You'll notice I haven't really named any of the characters. That's because, with maybe one exception, all the characters make the space marines in Aliens seem complex and multi-faceted. It doesn't help that one character is unironically named Vasquez. One redneck soldier even calls himself a "wildcard", sparking images of It's Always Sunny in Philadelphia's Charlie's hilariously pointless idiocy.

Every moment is so heavy-handed that even the documented incident that inspired this film starts to feel false. DePalma even compromises the (relative) integrity of his approach at the end by giving home video footage of the hero Lawyer McCoy (Robb DeVaney) giving an impassioned (if creaky) speech about the horrors of war and underlining it WITH A PROFESSIONAL HOLLYWOOD SOUNDTRACK! It's like DePalma is taking his stylistic cues from The Notebook!

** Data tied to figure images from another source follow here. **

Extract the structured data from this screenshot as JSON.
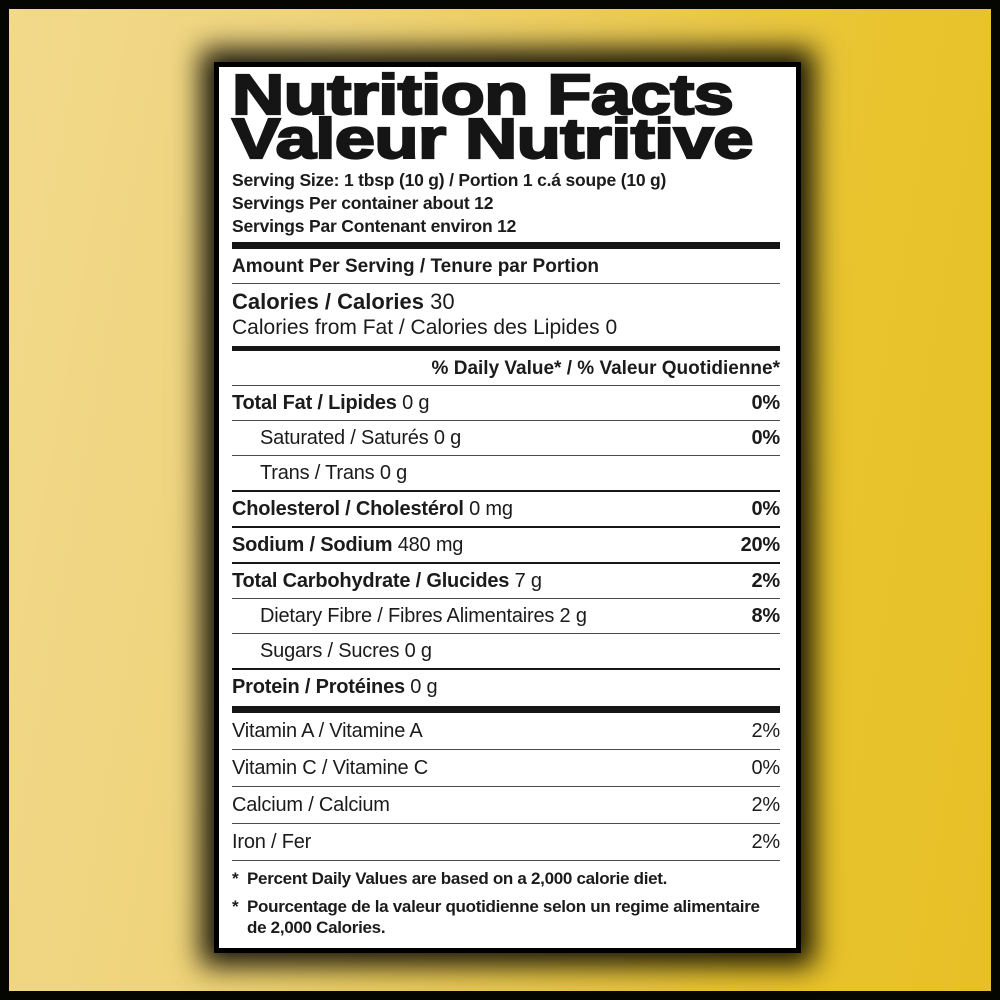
{
  "page": {
    "frame_color": "#050502",
    "background_gold": "#e9c42c",
    "background_gold_light": "#f2d98b",
    "label_background": "#ffffff",
    "text_color": "#1b1b1b"
  },
  "label": {
    "title_en": "Nutrition Facts",
    "title_fr": "Valeur Nutritive",
    "serving_size": "Serving Size: 1 tbsp (10 g) / Portion 1 c.á soupe (10 g)",
    "servings_en": "Servings Per container about 12",
    "servings_fr": "Servings Par Contenant environ 12",
    "amount_header": "Amount Per Serving / Tenure par Portion",
    "calories_label": "Calories / Calories",
    "calories_value": "30",
    "calories_from_fat": "Calories from Fat / Calories des Lipides 0",
    "daily_value_header": "% Daily Value* / % Valeur Quotidienne*",
    "nutrients": [
      {
        "name": "Total Fat / Lipides",
        "amount": "0 g",
        "percent": "0%",
        "bold": true,
        "indent": false,
        "sep": "thin"
      },
      {
        "name": "Saturated / Saturés",
        "amount": "0 g",
        "percent": "0%",
        "bold": false,
        "indent": true,
        "sep": "thin"
      },
      {
        "name": "Trans / Trans",
        "amount": "0 g",
        "percent": "",
        "bold": false,
        "indent": true,
        "sep": "thin"
      },
      {
        "name": "Cholesterol / Cholestérol",
        "amount": "0 mg",
        "percent": "0%",
        "bold": true,
        "indent": false,
        "sep": "major"
      },
      {
        "name": "Sodium / Sodium",
        "amount": "480 mg",
        "percent": "20%",
        "bold": true,
        "indent": false,
        "sep": "major"
      },
      {
        "name": "Total Carbohydrate / Glucides",
        "amount": "7 g",
        "percent": "2%",
        "bold": true,
        "indent": false,
        "sep": "major"
      },
      {
        "name": "Dietary Fibre / Fibres Alimentaires",
        "amount": "2 g",
        "percent": "8%",
        "bold": false,
        "indent": true,
        "sep": "thin"
      },
      {
        "name": "Sugars / Sucres",
        "amount": "0 g",
        "percent": "",
        "bold": false,
        "indent": true,
        "sep": "thin"
      },
      {
        "name": "Protein / Protéines",
        "amount": "0 g",
        "percent": "",
        "bold": true,
        "indent": false,
        "sep": "major"
      }
    ],
    "vitamins": [
      {
        "name": "Vitamin A / Vitamine A",
        "percent": "2%"
      },
      {
        "name": "Vitamin C / Vitamine C",
        "percent": "0%"
      },
      {
        "name": "Calcium / Calcium",
        "percent": "2%"
      },
      {
        "name": "Iron / Fer",
        "percent": "2%"
      }
    ],
    "footnote_marker": "*",
    "footnotes": [
      "Percent Daily Values are based on a 2,000 calorie diet.",
      "Pourcentage de la valeur quotidienne selon un regime alimentaire de 2,000 Calories."
    ]
  }
}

Now, you can make a movie about horrible people doing awful things and make it interesting, but you have to display some empathy. But DePalma has our war criminals be the most brain-dead, racist sons-of-bitches you'll ever see. Robb DeVaney's character, the nominative good guy, is given some good moments and he rises to the occasion. But everyone else is given clunky dialogue, nonsensical motivations and the mostly non-professional actors respond by turning in awful performances.

Weirdly enough, the people playing Iraqis are really good, when they are given any screen-time. It might help that DePalma plays those moments unaffected and keeps the language simple.

And sadly, DePalma does have some good visual moments. Whether it's the echo of blood-spatter from an early checkpoint shoot-out in a Jihadi execution, or a flowing, surreal long-take of the checkpoint screening that highlights the incomprehensibility of the process, DePalma hasn't lost his touch with mise-en-scene. One of the early heavy-handed moments (a reading from Appointment in Samarra) is nicely undercut by the presence, right behind the reader, of cut-outs from pin-up magazines. In fact, the movie might play better left on mute.

In some ways, this movie is the opposite of another War on Terror flop, Richard Kelley's Southland Tales. Where Kelly's movie was sprawling and needlessly complex, DePalma's is shrill and to-the-point. Where Kelly stranded brilliant performances by actors in a go-nowhere plot, DePalma weds beautiful imagery to headache-inducing performances.

The most effective moment of the film is the closing "Collateral Damage" sequence, where DePalma presents a series of bloody photographs showing the civilians injured or killed by Iraq War violence. A movie about the innocents trying to survive both insurgents and the U.S. military could be effective, moving and reach across partisan talking points. Too bad no one's interested in making that film.